In the plan, I diagram each sequence on the whiteboard and export a PDF for assistants. A typical sequence for this age might be a drive-and-pass into a quick finish at the rim, with the path drawn clearly so a rookie assistant can run it while I circulate. Keeping it visual helps with retention and lets us verify that the fundamentals stay intact through the week.
Next, I build short Video Clips playlists from the week’s clips and share them with players. We label the playlists by drill family (dribbling, ball handling) and assign a couple of clips to each player for review during the week. A quick watch before practice saves time and aligns everyone on the target skills.
Finally, we review outcomes and log scouting notes to tailor next week’s drills. After each session I jot quick notes—who’s improving with head-up dribbling, who needs more time with the circle passing. Use those notes to tweak the plan in the next cycle and adjust the work flow for the following week.
If you build plans like this every week, CourtSensei keeps your drill library, whiteboard, and video clips in one place — try it free.
FAQ
What are good basketball drills for 6-year-olds?
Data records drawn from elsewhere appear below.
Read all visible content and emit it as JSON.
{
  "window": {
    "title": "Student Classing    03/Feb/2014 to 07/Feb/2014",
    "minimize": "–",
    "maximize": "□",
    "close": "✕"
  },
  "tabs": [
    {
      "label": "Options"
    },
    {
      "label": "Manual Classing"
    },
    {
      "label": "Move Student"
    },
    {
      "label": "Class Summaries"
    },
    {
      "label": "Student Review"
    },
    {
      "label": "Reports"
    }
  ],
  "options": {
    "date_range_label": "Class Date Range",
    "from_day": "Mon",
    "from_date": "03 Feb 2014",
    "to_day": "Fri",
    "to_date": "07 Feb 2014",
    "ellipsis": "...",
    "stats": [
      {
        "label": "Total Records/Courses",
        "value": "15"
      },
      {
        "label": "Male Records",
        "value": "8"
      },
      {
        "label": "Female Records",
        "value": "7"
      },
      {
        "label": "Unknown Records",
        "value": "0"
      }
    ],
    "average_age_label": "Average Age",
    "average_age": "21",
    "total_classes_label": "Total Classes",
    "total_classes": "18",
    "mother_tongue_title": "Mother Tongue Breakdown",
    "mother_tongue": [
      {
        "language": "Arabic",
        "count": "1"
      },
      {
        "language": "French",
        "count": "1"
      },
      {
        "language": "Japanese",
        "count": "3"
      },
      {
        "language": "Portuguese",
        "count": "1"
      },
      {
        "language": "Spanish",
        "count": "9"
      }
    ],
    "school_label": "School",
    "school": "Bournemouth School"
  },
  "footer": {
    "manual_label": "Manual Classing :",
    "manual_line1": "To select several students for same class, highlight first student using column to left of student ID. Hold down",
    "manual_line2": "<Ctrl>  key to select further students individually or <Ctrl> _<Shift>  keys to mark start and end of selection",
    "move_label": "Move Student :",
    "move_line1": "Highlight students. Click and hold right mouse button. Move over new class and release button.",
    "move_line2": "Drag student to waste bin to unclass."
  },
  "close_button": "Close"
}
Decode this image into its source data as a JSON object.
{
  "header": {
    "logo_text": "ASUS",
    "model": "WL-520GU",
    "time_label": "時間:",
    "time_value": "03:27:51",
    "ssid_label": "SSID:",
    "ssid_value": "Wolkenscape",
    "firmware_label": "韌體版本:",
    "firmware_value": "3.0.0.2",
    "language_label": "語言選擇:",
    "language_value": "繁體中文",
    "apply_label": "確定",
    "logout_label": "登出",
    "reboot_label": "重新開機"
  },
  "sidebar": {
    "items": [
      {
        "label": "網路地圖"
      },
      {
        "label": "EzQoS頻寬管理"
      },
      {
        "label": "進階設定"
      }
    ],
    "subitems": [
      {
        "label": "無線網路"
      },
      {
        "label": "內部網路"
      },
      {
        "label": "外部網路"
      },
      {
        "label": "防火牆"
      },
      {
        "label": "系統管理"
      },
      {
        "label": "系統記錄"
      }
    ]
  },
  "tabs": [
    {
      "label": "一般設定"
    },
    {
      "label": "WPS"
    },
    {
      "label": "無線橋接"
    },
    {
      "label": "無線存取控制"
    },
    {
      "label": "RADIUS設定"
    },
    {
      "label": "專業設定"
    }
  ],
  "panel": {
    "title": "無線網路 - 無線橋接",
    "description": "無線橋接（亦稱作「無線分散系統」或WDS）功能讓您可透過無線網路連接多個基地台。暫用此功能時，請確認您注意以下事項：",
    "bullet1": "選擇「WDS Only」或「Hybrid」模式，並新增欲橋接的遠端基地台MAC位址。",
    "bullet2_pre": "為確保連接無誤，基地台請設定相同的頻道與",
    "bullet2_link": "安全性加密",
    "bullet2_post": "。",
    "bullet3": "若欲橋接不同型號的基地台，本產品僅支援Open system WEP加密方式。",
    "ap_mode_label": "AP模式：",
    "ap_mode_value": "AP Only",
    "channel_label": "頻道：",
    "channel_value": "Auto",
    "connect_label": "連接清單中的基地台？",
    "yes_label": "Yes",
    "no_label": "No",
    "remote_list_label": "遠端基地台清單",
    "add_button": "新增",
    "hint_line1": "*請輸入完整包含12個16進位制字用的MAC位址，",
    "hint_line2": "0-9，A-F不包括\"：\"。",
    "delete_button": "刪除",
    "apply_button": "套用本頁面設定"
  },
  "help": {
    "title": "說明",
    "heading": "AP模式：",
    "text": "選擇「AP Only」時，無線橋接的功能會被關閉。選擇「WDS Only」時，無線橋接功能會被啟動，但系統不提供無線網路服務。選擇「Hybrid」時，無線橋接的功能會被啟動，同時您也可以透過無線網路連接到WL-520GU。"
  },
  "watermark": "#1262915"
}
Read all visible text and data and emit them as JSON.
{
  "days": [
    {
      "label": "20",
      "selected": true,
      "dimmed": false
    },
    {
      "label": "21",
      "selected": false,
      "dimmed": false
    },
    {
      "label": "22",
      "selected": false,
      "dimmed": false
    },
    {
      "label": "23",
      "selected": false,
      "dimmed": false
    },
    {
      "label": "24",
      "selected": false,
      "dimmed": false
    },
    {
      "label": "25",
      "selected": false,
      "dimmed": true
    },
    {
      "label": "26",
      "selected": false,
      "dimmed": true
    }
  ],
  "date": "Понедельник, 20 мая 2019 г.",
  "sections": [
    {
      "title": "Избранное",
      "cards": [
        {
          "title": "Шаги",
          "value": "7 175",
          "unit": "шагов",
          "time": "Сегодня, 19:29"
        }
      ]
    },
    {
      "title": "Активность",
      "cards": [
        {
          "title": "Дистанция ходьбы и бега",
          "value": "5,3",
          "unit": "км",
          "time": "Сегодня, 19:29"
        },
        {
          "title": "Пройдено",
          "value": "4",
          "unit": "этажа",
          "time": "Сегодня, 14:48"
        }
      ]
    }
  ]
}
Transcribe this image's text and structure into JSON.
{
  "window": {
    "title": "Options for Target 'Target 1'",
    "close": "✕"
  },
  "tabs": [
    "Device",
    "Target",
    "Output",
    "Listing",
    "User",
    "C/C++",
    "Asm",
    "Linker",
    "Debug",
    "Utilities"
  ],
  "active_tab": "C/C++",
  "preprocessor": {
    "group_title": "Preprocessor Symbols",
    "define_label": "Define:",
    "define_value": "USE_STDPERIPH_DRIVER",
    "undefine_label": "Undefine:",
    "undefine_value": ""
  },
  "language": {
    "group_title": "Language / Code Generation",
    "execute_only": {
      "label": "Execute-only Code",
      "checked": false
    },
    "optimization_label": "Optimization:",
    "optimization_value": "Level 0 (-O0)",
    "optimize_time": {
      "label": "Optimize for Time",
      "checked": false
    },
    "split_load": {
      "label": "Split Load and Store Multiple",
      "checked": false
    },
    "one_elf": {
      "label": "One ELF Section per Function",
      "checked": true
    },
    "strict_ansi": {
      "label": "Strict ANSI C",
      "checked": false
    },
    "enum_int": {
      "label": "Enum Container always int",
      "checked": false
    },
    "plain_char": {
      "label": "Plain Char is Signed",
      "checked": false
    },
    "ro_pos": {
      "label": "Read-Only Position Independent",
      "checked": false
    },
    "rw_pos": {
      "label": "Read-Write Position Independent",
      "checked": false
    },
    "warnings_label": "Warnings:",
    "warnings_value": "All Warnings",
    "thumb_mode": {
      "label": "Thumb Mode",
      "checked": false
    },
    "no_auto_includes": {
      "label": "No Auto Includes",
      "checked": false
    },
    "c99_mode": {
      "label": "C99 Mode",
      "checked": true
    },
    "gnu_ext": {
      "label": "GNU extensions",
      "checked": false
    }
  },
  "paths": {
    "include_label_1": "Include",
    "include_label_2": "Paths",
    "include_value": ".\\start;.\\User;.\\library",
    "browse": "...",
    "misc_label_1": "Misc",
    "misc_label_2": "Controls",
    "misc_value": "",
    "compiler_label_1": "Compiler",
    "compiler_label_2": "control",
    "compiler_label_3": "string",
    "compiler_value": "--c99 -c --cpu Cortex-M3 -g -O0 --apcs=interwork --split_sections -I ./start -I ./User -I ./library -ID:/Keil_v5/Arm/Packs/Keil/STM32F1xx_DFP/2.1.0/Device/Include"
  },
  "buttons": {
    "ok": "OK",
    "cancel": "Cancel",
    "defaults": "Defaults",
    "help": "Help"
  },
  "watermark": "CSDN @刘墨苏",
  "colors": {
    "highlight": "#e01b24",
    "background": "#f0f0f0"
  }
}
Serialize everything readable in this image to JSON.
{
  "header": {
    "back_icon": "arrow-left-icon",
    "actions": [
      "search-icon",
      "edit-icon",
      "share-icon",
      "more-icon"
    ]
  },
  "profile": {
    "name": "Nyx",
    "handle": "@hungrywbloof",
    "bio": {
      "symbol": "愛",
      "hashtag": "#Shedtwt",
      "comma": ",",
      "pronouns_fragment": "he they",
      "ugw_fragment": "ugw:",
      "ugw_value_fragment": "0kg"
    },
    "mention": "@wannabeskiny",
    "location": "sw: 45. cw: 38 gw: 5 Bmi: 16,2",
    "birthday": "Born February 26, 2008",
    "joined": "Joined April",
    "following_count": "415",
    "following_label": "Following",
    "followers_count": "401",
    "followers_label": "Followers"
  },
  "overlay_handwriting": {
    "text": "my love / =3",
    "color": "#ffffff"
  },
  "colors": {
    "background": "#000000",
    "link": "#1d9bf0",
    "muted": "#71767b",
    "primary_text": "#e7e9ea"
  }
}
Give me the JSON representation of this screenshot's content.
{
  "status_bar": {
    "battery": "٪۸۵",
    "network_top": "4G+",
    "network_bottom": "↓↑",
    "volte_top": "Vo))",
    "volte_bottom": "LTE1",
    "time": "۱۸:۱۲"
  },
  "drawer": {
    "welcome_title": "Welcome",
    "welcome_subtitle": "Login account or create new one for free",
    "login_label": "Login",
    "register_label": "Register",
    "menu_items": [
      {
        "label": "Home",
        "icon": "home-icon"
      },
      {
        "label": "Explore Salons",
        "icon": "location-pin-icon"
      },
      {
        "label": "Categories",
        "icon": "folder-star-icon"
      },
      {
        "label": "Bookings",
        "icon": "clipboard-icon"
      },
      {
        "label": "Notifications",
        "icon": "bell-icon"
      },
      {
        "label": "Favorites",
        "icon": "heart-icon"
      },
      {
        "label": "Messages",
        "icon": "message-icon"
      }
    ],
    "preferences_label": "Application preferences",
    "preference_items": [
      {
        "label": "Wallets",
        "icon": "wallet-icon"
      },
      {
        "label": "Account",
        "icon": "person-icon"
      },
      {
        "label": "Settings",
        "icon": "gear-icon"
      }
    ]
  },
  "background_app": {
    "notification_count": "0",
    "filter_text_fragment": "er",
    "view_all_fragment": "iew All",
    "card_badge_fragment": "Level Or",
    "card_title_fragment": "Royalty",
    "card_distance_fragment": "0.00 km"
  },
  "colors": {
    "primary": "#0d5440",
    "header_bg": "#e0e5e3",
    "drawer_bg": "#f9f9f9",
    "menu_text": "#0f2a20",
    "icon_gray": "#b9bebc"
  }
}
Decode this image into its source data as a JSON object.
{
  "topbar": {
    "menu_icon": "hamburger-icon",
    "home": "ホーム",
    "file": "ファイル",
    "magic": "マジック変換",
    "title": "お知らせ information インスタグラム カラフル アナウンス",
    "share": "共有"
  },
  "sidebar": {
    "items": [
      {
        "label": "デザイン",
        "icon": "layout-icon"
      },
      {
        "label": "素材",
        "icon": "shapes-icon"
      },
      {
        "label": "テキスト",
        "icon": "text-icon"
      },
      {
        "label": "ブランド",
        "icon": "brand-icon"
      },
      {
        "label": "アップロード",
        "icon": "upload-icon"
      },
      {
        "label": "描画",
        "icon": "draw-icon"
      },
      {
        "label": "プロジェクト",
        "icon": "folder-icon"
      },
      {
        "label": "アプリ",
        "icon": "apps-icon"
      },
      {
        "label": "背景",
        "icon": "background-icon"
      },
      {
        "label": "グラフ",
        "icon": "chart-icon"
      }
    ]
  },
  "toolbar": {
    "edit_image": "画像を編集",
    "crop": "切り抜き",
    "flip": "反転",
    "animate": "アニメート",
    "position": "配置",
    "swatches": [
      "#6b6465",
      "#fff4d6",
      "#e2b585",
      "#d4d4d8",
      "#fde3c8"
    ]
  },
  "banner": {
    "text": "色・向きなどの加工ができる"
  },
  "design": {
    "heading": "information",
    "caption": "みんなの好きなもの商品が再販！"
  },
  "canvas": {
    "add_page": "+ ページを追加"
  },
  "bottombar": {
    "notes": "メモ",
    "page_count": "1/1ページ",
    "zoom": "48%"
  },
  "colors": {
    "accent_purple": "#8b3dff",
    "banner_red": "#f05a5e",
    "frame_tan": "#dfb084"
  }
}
Keep sessions short, playful, and focused on basics. Try a simple progression: head-up dribbling with a size-4 ball, an 8-foot rim if possible, then circle passing around two lines and a simple target pass drill. Add a backboard bank shot for touch. Use cues like 'eyes up' and 'soft hands' to reinforce good habits. Plan 4-5 stations and rotate every 3-4 minutes, ending with a game-like drill.
What size basketball should a 6-year-old use?
For six-year-olds, a size-4 basketball is ideal; it's easier to grip and control. If needed, keep a lower rim height to encourage success on close-range shots and adjust as skills grow. This setup reduces frustration, boosts confidence, and lays solid technique foundations for the years ahead.
What is the appropriate rim height for 6-7 year olds?
Aim for an 8-foot rim for most 6-7 year olds. If finishing is tough, temporarily lower the rim height to reinforce proper form, then raise as they improve. The goal is clean mechanics and confidence, not distance.
How long should drills last for 6-year-olds?
Total 15-20 minutes, split into 4-5 stations. Plan 3-4 minutes per station, plus a short end-game. This keeps attention and prevents burnout. End with a quick game-like drill so kids walk away with a win and motivation.
How do you coach 6-year-olds in basketball?
Coaching 6-year-olds means keeping it tight and playful. Use simple cues like 'eyes up' and 'soft hands' and keep transitions smooth so every group starts together. Use a whiteboard with kid-friendly terms and short video clips to illustrate concepts. Celebrate effort and progress, not perfection.
How can I make basketball practice fun for 6-7 year olds?
Make practice feel like a quick game: short stations, bright visuals, and quick wins. Plan a final game-like drill, use simple targets, and celebrate clean technique. Keep tempo fast, expectations clear, and emphasize fun and teamwork to boost engagement and retention.